In the case of internists, the specifications will likely indicate that the physician should report a measure on any evaluation and management service code in which certain ICD-9 codes related to the disease state are reported on the claim form. There will also be measures that apply to procedural and surgical codes, but many of those will not apply to the practice of an internist.

The measure specifications will be reviewed in the June issue of ACP Observer, after they have been released. When they are released, the measure specifications will be available online.

Q: Do the measures have to be reported at the same time as the CPT codes used to bill for the medically necessary services to which the measure applies?

A: The quality measures must be reported on the same claim form as the corresponding CPT codes for which Medicare will pay for tracking purposes. This precludes a physician from submitting all quality measure codes for all eligible encounters at the end of the reporting period.

Q: What will I be paid for reporting these additional quality measure codes?

A: CMS will calculate if a physician has reported on the three selected quality measures in at least 80% of the appropriate circumstances. If that threshold is reached, the physician will receive a single payment for 1.5% of Medicare allowed charges generated by the physician during the last six months of 2007. It is important to note that payment is not 1.5% of the payments for those claims that included quality information, but 1.5% of Medicare allowed charges.

Q: I heard something about a cap on the bonus payment? What is that?

A: The legislation that created the program included a cap that intends to limit the amount of the bonus payment to physicians who choose measures that were applicable to very few of their patients in order to submit very few performance measures through the claims process. This cap would limit the amount of money received in the bonus if a physician submits very few measures.

A physician can likely avoid the potential of being subject to any cap by choosing appropriate measures that are relevant to more than a handful of patients. While ACP projects that the cap is unlikely to affect the typical internist, information on how CMS calculates the cap is on the College's Web site.

Q: Does my entire group have to participate in order to receive the bonus?

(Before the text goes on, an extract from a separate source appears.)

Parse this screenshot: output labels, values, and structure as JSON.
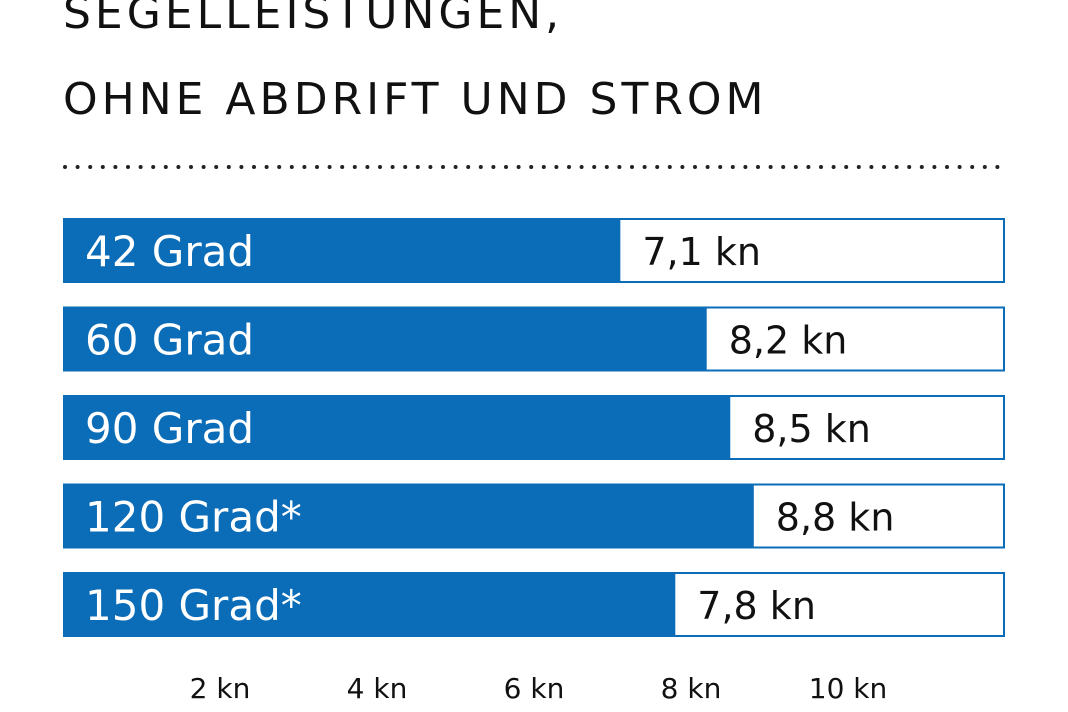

A: No. CMS will make its calculation of who qualified for the bonus on the individual physician level, meaning that entire groups need not participate. A physician must ensure that 80% of his own applicable claims include the quality measures. This will make it even more important to ensure that the correct physician is referenced as the provider of the service when a bill is submitted. The bonus payment, however, will be made to the tax identification number of the group and not to the individual physician.

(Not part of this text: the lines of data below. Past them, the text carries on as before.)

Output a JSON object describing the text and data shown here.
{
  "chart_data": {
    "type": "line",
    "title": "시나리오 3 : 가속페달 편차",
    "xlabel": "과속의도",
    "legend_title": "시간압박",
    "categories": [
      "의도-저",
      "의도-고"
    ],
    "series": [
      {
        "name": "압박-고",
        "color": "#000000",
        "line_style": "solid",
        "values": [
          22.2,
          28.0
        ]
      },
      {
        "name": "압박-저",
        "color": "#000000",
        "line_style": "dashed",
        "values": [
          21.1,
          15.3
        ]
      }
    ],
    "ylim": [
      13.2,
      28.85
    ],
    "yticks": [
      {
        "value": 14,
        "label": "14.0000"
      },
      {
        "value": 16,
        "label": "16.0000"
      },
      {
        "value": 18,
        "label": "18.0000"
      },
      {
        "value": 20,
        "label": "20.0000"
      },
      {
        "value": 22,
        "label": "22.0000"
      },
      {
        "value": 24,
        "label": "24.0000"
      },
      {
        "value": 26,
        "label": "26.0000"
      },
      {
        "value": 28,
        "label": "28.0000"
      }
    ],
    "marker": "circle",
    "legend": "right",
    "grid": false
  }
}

Q: When will the payment be distributed?

A: The payment will be distributed some time in the middle of 2008 to the group tax identification number. It is unclear how this disbursement may appear for those with electronic remittance advice because there is not a single claim that the payment is for.

Q: Will the PQRI continue in 2008?

A: The legislation that established the PQRI provides an expectation that the program will continue in some form in 2008, although Congress would need to take action to specifically fund a 2008 program. While it is certainly possible that Congress could revise—perhaps substantially—the program, the experience of participating in the PQRI in the last half of 2007 is likely to be beneficial regardless of program changes in 2008 or beyond.

Q: What should I do now to prepare?

A: Physicians should review the list of measures to familiarize themselves with the information that Medicare is seeking in this program. Understanding that this is a voluntary program, physicians should examine the financial costs and benefits to determine if it will be best for their practices to participate in this program.

ACP will continue to make information and reporting tools available to internists. We will announce these resources in College publications as they become available. Next month, this column will provide more information on the PQRI, including performance reports, examples of the new reporting codes, and more details on measure specification.

Brian Whitman is Senior Analyst for Regulatory and Insurer Affairs in ACP's Washington office.